Stacy Jones (28:27):
That’s awesome. Any last parting words of advice for our listeners on how they can better tell their own stories?
Jude Charles (28:35):
Yeah. Be vulnerable. Renee Brown is someone who has made vulnerability very popular, but I want to remind people to be vulnerable. No human being on this earth is perfect and so don’t think you have to be, right? I say that specifically, because I think we get caught up in how we look on camera or shooting it the right way or this and that.
Stacy Jones (28:59):
That extra 10 pounds.
Jude Charles (29:00):
That extra 10 pounds. Just be you because people love it when you’re just you and they want to connect to you. Like I mentioned earlier, not the thing that you sell, not the service, not the product, just you. And be you and be open about it, be vulnerable. This whole conversation wasn’t perfect, but I share it with passion and I share it with enthusiasm because you see that, okay, he’s a guy that really loves stories. Just be you, just be vulnerable. And that’s what I would share.
Stacy Jones (29:31):
That’s a really important thing to share. Thank you.
Jude Charles (29:33):
Stacy Jones (29:34):
Yeah. And even on that note, we used to highly edit our podcasts, highly edited them. I mean, there was no ums and uhs. That first hundred podcasts I did, I did solo podcasts. I would or the editor would make sure there was no weird pauses. I would rerecord sentences to just try to sound spot on. That was a lot of time and effort that was really wasted. I’m not sure [inaudible 00:30:00] to do, hey, let’s do the instant Facebook live podcast and go now, video on, because internet happens. Dogs are barking. All of a sudden, a roofer will show up at my house and start walking on it to clean the roof, even though we hired him [inaudible 00:30:12] ago, why is he here today, right?
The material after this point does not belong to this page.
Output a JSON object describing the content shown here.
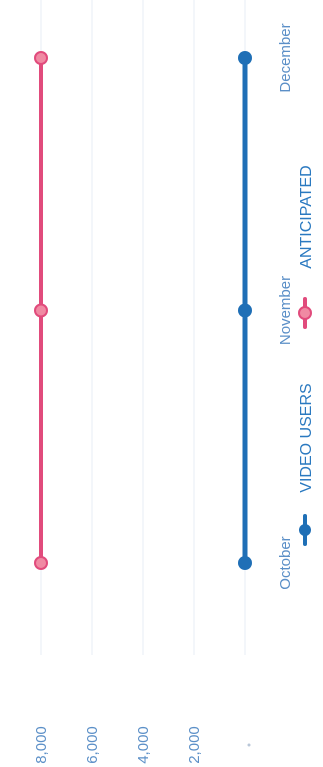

So those things are still off putting, but in general, I mean, no one really screws up that much beyond technical difficulties. It’s okay to screw up.
Jude Charles (30:27):
Yeah. Yeah, it is. It’s totally okay. And I think, again, it makes us feel just a little bit more connected. We can laugh about it, right? I didn’t get annoyed or anything when you had to get up and move the dog or anything like that. It’s a part of who we are. We’re at home. It makes us feel just a little bit more connected.
Stacy Jones (30:44):
You would have been annoyed if we had waited through this whole podcast and she kept doing it that whole time, I can pretty much guarantee. [crosstalk 00:30:50] is a puppy and she can be relentless.
Jude Charles (30:53):
Yeah, absolutely. Absolutely. I mean, like you mentioned, you can spend a lot of time trying to make things perfect and we can still edit. Of course, I still edit a documentary, right? I still edit. But there’s certain things that I do still leave in even if it’s a mistake. I still leave it in because I want that person to realized, oh, this isn’t a perfect thing. This isn’t, their polished completely. No, this is, they’re human just like you are. I have a client. I love the way that she says, “I put on my pants the same way you do, put on my shoes the same way you do.” That’s who we are and that’s what I want to show.
Stacy Jones (31:30):
That’s awesome. Well, Jude, thank you so much for your time, your advice, all of your knowledge that you shared with us today. I appreciate it. I know our listeners did as well.
Jude Charles (31:46):
Thank you for having me, Stacy. It has been a lot of fun to do this and to have this conversation with you.
Stacy Jones (31:46):
Great. Yeah. Well, to all of our listeners, thank you for tuning into Marketing Mistakes (And How To Avoid Them) today. And until we next chat, I hope you stay safe and I look forward to speaking with you soon.